可不是么,罗富贵和霍江有私人恩怨,但曼达和霍氏都是全球性的大公司,一个总部在英国,主业金融,一个总部在香港,金融只是一个分支,两家公司从战略上来看,还是合作更多。
罗富贵遗憾道:“所以曼达没有必要搅和你们内部的事。”
“强龙压不过地头蛇,曼达进入香港两年,在香港的基础不牢,就算资金雄厚,也没有用的地方。”霍尧说。
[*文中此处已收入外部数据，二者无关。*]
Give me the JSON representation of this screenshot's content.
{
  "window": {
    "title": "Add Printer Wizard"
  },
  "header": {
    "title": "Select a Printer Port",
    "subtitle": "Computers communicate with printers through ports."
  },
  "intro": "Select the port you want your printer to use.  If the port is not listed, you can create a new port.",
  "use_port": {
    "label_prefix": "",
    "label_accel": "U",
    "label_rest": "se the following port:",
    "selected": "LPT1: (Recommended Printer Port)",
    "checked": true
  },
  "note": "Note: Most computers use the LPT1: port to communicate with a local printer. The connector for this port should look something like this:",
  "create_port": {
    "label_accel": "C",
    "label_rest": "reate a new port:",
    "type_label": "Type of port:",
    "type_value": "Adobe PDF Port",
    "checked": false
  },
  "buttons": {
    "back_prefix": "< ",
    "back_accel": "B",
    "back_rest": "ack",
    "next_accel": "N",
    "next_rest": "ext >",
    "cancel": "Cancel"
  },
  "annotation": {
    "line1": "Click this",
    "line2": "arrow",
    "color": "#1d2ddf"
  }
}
“bw内部出了问题,也不是你我说怎么样就怎么样的。”罗富贵有点动心,节能项目再大也就是个项目,曼达彻底打入香港是他自己的业绩,总部那边对他的态度……
“罗叔叔看了bw的内部资料,难道还不明白么?”
“你在bw董事会有人!?”罗富贵震惊道,如果霍尧在bw有人,节能项目又怎么能在bw通过,所以霍尧一开始就奔着收购bw去的,这样霍氏也能有更好的合约,一箭双雕,霍尧今年17岁,还是18岁来着?
“这可是我的底牌。”
“收购bw可是个大案子,我要和总部商量。”
“真希望两个合作能一起签。”
罗富贵深深地看了霍尧一眼,你确定这不是威胁?
当然不是,曼达着急节能项目,霍尧着急收购案,这是互相威胁,霍尧俊脸上露出冠冕堂皇的微笑。
该传达的想法,霍尧都说了。他站起来,向罗富贵伸手过去,“能和您合作,是我的荣幸。”
“我也是,希望我们一直是友好的合作伙伴。”罗富贵和霍尧握手,霍氏下一任和他没什么关系,他却有点期待,也想看看霍尧能做到什么程度。
罗富贵亲自把霍尧和严俊送到楼下,看着霍尧的车开出去,独自笑了笑才走进大楼。
“罗富贵应该会答应的。”严俊不仅是霍尧的秘书,还是集开车买菜于一身的私人助理。
“我怎么知道。”只希望罗富贵不要脑子进水,霍尧懒懒地靠在后座背,眼睛望向窗外。
严俊从倒车镜里望着霍尧有些疲惫的样子,便也不再多话。
他从美国常青藤毕业,在通用总部干过,自认为前途一片光明。没想到进了霍氏之后,就被霍江分给霍尧作秘书。
公司内部也是分派别的。霍氏员工都知道霍江更喜欢私生子霍翼,尽管霍尧是霍氏的唯一继承人,可地位受到很大影响。若是跟着一个随时可能被收权的上司,严俊也要随着倒霉。
但逐渐地,严俊却真正被霍尧收服了。工作不在于工资的多少,而是对工作的热情,他看着霍尧奋斗,他的激情也被燃烧。
秋天将至,路边的树木还郁郁葱葱,不知b市……霍尧突然开口:“帮我订明天的机票,我不想旁边的座位再有人坐。”
“是。”
……
“哈哈哈哈……”
正在上课的高二九班传出了喊叫声,此起彼伏地起哄声,使得讲台上的语文老师涨着通红的脸。
程乐乐被震耳欲聋的吵闹声惊醒,慢腾腾地支起身子,转头问宋清:“怎么回事?”